También les digo que desconfíen de las modas pedagógicas que prometen soluciones definitivas, porque la educación, como el fútbol, es demasiado humana para enamorarse de recetas. Quizás por eso respeto a Scaloni: nunca necesitó parecer infalible para ser un gran conductor. Nunca quiso mostrarse pareciéndose a Menotti, o a Bilardo. Y quizás por eso despierta tanta admiración, no solo por los títulos, sino por la forma.

Responde con prudencia en un tiempo que premia las frases rotundas. Compite con intensidad sin perder la serenidad, aun cuando todo a su alrededor invita a convertir cualquier diferencia en una guerra. Y demuestra que, cuando parecería obligatorio elegir un bando y subir la apuesta, la fortaleza también puede habitar en los matices.
Esto va mucho más allá del fútbol. Durante años confundimos moderación con tibieza, como si escuchar fuera un signo de debilidad, como si reconocer un error nos hiciera menos inteligentes, como si emocionarse nos volviera menos fuertes. Tal vez sea exactamente al revés. La verdadera fortaleza no está en aferrarse a una idea pase lo que pase, sino en sostener principios sin perder la disposición a aprender. Una cosa es tener convicciones. Otra, muy distinta, convertirlas en trinchera.

Scaloni nunca pareció obsesionado con tener razón.

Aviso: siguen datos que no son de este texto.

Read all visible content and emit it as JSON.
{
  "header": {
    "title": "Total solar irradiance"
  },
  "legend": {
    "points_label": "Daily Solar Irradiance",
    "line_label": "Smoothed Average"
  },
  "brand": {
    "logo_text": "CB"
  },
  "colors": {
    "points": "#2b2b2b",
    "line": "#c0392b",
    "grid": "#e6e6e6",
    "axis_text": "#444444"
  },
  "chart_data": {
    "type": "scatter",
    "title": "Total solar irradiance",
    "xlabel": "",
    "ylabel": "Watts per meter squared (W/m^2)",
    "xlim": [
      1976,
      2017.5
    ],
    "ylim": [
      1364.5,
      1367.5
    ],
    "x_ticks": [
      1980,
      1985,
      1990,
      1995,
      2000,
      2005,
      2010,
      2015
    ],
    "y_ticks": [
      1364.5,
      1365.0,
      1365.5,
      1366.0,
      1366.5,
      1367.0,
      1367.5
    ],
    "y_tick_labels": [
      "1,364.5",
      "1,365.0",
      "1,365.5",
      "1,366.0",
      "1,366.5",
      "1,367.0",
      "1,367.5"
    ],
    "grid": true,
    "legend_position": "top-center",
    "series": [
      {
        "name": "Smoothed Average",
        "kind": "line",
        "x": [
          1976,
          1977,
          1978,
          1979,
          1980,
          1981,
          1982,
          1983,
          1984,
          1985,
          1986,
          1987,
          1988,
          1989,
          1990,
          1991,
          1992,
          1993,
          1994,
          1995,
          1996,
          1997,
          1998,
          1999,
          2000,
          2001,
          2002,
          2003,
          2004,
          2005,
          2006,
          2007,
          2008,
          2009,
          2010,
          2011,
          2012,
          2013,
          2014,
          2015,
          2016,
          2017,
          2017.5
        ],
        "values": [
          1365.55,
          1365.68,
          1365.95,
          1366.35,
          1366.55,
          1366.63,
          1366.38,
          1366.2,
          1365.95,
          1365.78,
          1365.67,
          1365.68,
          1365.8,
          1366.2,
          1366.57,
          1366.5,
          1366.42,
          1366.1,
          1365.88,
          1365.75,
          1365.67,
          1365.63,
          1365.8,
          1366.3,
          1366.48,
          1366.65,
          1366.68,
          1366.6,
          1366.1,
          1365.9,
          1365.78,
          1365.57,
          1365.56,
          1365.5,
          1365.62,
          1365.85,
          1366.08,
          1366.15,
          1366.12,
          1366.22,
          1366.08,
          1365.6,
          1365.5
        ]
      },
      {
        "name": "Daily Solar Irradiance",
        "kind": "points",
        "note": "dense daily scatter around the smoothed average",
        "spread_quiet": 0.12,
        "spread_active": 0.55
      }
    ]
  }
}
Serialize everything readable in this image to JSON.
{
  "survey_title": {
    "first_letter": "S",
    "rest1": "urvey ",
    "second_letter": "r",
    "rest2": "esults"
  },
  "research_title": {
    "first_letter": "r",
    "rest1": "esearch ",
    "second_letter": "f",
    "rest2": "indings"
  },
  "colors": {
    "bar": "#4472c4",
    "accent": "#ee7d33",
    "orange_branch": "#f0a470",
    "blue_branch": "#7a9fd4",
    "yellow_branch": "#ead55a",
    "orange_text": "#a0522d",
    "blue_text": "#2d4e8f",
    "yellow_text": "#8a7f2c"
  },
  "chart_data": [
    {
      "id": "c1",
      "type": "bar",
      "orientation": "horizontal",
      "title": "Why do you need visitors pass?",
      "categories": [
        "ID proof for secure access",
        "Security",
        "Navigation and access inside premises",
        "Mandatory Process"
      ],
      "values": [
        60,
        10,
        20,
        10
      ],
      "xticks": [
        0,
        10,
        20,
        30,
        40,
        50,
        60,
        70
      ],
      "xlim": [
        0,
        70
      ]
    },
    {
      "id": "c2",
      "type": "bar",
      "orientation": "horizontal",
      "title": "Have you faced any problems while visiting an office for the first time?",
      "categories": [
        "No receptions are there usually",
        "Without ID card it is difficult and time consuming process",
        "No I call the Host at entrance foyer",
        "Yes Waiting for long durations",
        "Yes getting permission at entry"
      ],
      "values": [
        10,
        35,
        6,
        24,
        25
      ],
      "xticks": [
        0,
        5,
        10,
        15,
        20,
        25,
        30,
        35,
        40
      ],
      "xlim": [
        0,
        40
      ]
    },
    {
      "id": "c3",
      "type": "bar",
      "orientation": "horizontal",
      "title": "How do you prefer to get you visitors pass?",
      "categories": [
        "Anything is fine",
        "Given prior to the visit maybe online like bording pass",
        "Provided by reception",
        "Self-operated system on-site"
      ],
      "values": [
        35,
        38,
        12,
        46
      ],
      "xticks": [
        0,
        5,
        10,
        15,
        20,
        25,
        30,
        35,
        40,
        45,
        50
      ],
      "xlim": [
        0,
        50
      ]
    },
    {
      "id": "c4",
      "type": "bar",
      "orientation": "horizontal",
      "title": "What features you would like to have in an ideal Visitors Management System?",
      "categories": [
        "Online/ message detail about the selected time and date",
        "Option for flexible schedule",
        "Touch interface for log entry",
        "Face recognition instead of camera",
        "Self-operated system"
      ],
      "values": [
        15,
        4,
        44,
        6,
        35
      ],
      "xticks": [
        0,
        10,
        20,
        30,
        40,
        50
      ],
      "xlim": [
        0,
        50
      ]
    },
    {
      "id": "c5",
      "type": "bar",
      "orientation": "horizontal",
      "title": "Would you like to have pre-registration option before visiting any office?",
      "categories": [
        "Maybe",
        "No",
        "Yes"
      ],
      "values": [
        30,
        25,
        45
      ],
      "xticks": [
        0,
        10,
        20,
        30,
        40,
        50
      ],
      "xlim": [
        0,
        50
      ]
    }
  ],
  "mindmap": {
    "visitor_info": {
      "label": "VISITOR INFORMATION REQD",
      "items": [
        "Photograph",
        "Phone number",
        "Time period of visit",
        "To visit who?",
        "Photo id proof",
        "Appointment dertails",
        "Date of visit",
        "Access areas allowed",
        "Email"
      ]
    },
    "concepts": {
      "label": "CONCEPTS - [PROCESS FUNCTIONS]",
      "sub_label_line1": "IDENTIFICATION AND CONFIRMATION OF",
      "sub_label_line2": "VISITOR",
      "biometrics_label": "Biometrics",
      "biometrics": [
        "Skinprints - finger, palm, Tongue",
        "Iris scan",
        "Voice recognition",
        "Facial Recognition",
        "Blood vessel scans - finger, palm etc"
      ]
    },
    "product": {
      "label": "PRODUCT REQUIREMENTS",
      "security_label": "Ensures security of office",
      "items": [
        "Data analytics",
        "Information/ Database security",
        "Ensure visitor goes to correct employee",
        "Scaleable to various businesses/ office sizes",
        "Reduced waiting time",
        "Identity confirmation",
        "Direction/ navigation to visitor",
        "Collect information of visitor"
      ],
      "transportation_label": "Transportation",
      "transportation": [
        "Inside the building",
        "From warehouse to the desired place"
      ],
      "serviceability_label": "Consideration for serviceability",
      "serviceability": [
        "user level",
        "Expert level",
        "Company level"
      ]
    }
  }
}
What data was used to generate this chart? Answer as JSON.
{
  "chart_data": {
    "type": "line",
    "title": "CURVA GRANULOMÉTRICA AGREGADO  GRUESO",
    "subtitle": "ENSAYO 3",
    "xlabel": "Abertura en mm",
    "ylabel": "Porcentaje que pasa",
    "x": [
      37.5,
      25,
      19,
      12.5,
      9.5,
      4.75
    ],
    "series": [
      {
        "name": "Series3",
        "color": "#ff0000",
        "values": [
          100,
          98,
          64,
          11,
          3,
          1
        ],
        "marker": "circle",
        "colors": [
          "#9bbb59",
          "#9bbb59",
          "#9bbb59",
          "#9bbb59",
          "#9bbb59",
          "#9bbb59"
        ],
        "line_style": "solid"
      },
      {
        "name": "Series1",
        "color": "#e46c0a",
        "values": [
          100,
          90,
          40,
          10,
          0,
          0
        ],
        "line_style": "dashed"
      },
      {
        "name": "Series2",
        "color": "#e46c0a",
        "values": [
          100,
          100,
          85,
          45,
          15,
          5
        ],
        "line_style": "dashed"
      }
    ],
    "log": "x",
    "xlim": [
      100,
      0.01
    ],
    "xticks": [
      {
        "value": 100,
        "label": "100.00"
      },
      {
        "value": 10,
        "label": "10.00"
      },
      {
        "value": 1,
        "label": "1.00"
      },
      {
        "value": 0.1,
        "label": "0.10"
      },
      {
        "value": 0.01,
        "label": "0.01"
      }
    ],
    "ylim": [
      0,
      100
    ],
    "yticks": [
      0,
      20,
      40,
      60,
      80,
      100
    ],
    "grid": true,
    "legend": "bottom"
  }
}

Pareció más interesado en encontrar la mejor respuesta para cada momento. Y eso exige algo que hoy escasea: humildad.

No sé si ese camino sirve para toda la política ni para toda la educación. Sería ingenuo afirmarlo. Pero sí sospecho que, en una sociedad cada vez más enamorada de los extremos, conviene volver a valorar a quienes construyen puentes en lugar de cavar trincheras. Porque quizás no sea el medio lo que necesitamos. Quizás lo que necesitamos sea recuperar el valor de los matices.